The Pandemic Papers: Rachel Clarke on Fear, Courage + Crisis in the NHS
About the event
This recorded event will be available to watch on-demand during the festival.
Rachel Clarke is an author and palliative care doctor who firmly believes that there is a good way to approach end of life care. Her 2020 book, Dear Life: A Doctor’s Story of Love and Loss, drew on her experiences of having spent many years working with people confronting death and her first book, Your Life in My Hands, was a best seller.
In this new and intimate interview for Good Grief, hosted by the Festival’s founding director Dr Lucy Selman, Dr Clarke will discuss her latest book, Breathtaking, which was written during and created as a result of the pandemic.

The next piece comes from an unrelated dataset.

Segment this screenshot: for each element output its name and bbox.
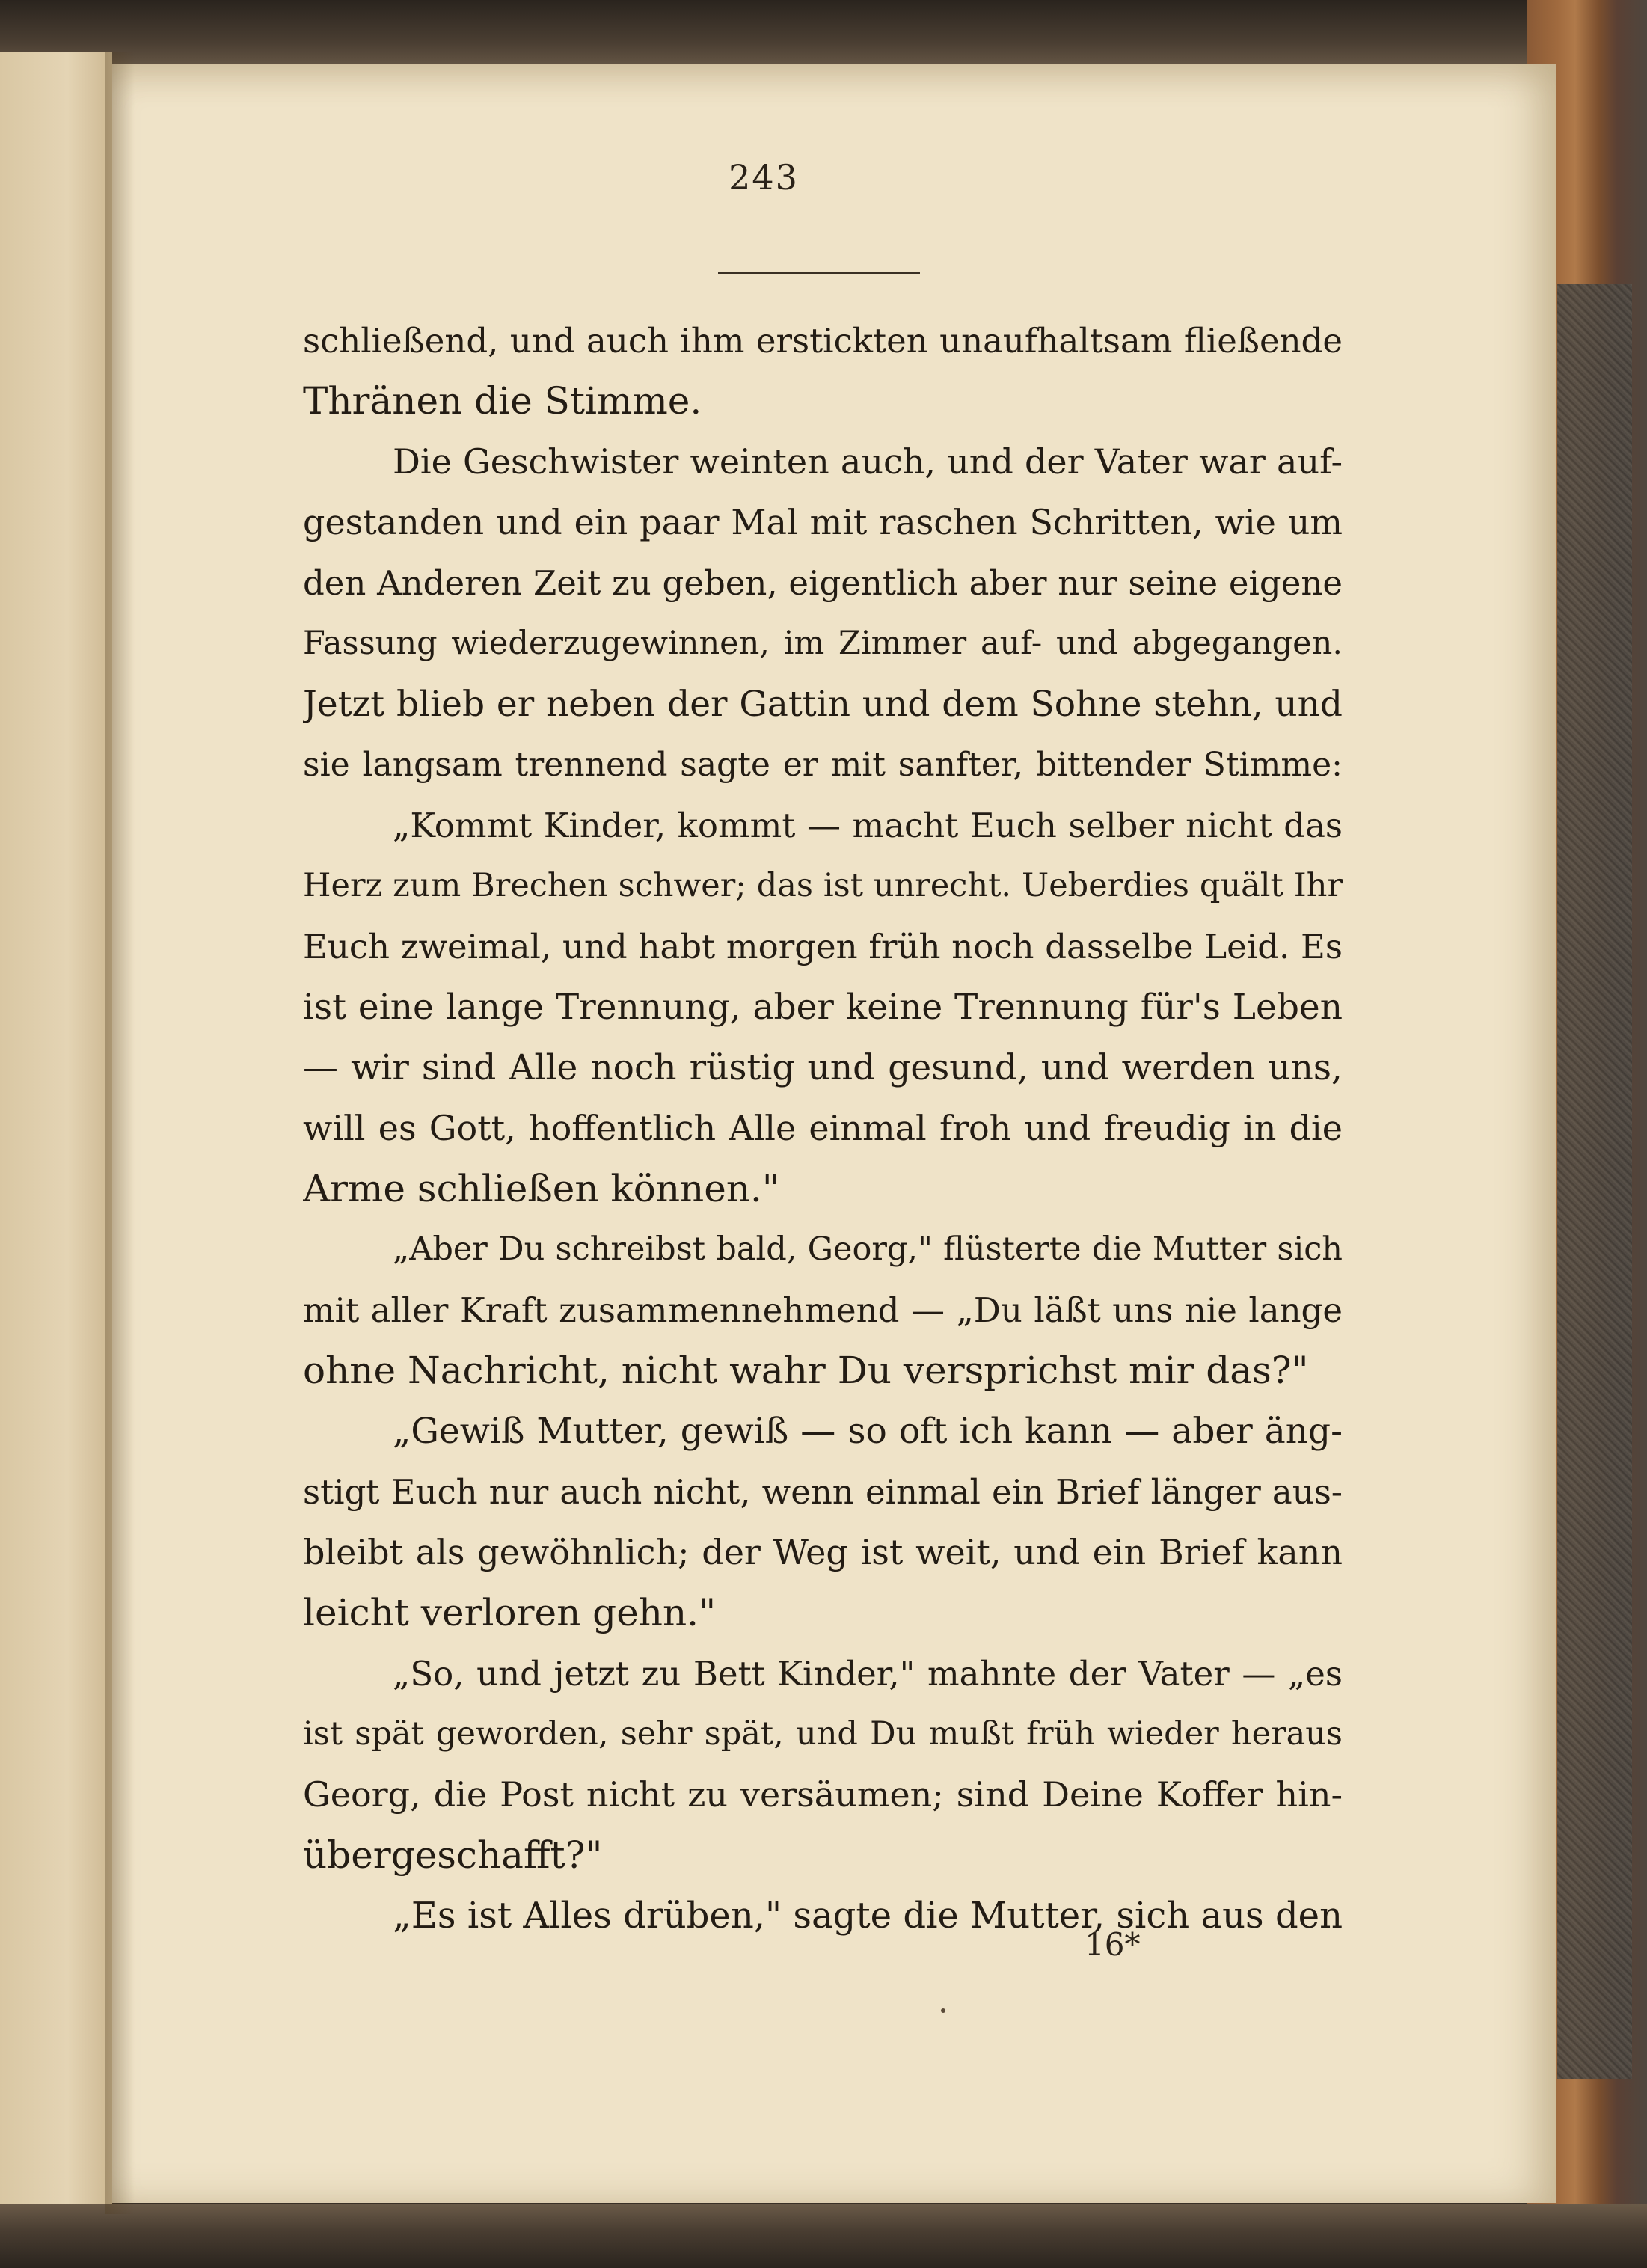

Waterstones says, ‘[Clarke’s] new book, Breathtaking, is an unflinching insider’s account of medicine in the time of coronavirus. Drawing on testimony from nursing, acute and intensive care colleagues – as well as, crucially, her patients – Clarke argues that this age of contagion has inspired a profound attentiveness to – and gratitude for – what matters most in life.’
Dr Lucy Selman is Senior Research Fellow in the School of Population Health Sciences, University of Bristol. Her research and publications over the past 15 years have mainly focused on psychosocial and spiritual aspects of the illness experience; decision-making and communication; family care-giving and bereavement; and widening access to services.